PARCOUR heads to São Paulo
Dr David Williams | Image: The view from my hotel window on my first day in São Paulo.
With the result of the Brexit vote still ringing in our ears the UK PARCOUR team travelled to São Paulo, which provided the perfect opportunity to clear our heads and adjust to the possibility of a ‘new normal’ for the UK academic sector’s future without many of our closest partners. My day of travel started early, with a taxi booked for 4am and a 1-year old who decided to stay awake until 3am. So after just 45 minutes sleep I embarked on the trip from home to Schiphol, via Bristol Airport to take my first flight to South America.
The flight itself was largely uneventful, but the combination of both my size and that of KLMs economy class seats meant that sleep remained elusive. I did however have the opportunity to meet my first non-UK PARCOUR team member, Tuna who was sitting several rows away, on one of my many strolls around the aeroplane. Tuna had wisely elected to bring her Brazilian PhD student Igor with her, so on arrival, with the aid of a Portuguese speaker, we made our way easily into the mega-metropolis that is São Paulo for a hearty steak dinner before I finally made it to my much needed hotel bed.
In the UK we are constantly bombarded with images of Brazil, the long sandy beaches of Rio, or the lush verdant colours of the Amazon rainforest. So upon waking I quickly rushed over and opened my curtains to see Brazil for the first time in daylight. As you will see from the photo at first I felt I’d been lied to, but then out of the gloom, the city’s urban form began to emerge and I was excited. This is what we’d come for.
That day we met with our Brazilian partners, Malu, Alvaro and Camila, who made us feel incredibly welcome. For me it was a chance to put names to faces and understand how incredibly exciting it was to be working as part of an international research project. We were taken on a tour of both the historic city centre and the new central business district of the city, where the favelas have been replaced with gleaming high rise buildings. In some places (as shown in the pictures below) both still sit next to each other.

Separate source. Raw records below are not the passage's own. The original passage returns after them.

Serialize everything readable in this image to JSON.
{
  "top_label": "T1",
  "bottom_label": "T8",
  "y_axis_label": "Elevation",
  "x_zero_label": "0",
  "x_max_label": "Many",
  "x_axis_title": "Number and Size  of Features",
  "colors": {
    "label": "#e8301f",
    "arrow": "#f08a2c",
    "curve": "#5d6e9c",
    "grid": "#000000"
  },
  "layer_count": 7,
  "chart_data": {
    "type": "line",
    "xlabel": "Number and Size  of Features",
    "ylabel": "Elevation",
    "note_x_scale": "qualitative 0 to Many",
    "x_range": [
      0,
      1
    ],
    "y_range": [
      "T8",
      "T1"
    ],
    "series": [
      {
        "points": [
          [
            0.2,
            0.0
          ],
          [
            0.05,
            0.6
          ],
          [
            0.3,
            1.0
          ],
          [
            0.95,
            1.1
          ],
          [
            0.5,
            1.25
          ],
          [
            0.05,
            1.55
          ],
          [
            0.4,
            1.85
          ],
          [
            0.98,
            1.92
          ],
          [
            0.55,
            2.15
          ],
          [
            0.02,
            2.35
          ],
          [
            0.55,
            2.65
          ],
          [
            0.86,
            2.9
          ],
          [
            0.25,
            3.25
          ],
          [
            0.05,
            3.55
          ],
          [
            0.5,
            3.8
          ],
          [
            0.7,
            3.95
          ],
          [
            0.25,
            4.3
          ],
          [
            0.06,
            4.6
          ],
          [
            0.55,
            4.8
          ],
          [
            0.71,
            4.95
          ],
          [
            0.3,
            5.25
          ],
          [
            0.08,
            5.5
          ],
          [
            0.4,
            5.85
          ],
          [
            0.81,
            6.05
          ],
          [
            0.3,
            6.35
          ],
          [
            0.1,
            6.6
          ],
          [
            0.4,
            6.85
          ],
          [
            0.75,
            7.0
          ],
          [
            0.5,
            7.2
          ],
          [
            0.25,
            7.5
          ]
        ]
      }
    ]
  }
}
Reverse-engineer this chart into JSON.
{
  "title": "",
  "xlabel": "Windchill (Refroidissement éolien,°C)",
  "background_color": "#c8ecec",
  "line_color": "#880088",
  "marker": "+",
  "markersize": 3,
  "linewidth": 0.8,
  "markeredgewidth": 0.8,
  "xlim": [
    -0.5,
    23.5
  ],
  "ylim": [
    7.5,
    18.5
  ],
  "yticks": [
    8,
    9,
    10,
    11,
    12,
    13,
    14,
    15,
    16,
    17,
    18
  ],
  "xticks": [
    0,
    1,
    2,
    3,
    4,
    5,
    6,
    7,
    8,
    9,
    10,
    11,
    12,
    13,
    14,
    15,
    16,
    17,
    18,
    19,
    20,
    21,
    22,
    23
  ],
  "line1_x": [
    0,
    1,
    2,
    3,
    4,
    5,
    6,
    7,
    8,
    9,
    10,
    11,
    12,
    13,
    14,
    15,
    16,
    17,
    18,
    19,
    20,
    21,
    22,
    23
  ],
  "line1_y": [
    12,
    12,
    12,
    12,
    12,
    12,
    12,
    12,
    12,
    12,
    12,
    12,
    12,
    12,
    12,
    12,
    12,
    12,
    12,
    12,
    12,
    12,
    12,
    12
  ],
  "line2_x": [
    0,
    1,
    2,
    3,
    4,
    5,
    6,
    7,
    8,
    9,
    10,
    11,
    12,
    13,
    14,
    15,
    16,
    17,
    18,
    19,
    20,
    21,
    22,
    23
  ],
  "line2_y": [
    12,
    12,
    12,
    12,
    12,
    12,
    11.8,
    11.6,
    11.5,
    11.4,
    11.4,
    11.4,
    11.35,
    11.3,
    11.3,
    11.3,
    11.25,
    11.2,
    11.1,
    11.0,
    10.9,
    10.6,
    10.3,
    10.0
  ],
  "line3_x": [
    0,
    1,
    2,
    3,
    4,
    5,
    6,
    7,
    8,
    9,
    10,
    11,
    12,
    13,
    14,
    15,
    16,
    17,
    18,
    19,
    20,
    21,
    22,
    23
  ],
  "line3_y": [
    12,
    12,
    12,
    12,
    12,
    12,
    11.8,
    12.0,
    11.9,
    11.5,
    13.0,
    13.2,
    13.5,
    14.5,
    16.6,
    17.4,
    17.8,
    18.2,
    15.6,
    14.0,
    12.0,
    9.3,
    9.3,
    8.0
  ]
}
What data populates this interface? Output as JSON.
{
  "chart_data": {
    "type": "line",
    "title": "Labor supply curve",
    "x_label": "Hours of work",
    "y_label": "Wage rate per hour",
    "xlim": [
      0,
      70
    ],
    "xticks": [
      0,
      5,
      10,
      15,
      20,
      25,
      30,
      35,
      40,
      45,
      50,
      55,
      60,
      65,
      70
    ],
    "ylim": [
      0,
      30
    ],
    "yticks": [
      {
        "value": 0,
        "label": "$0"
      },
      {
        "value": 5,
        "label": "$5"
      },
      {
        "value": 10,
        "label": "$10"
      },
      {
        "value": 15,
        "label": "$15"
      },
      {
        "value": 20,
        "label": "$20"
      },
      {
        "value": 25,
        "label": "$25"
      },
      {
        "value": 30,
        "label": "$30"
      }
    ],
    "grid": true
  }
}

From here we got down to the serious work of setting the parameters for the project. This included presenting the baseline for each of our case studies and identifying the next steps in terms of data collection and setting out the dissemination plan. With the hard work completed on the Friday and after another excellent meal we were left to fend for ourselves in the city until we flew home on the Sunday evening. As with the trip to Brazil, the journey home was uneventful, although again KLM’s economy class seats meant that once again sleep was elusive.
The trip demonstrated to me the importance of working with other countries, as you have your eyes opened to other theories, approaches and opportunities that simply do not exist within inward focused countries. This was something that we could not take for granted anymore as we returned to the uncertainty of Brexit Island.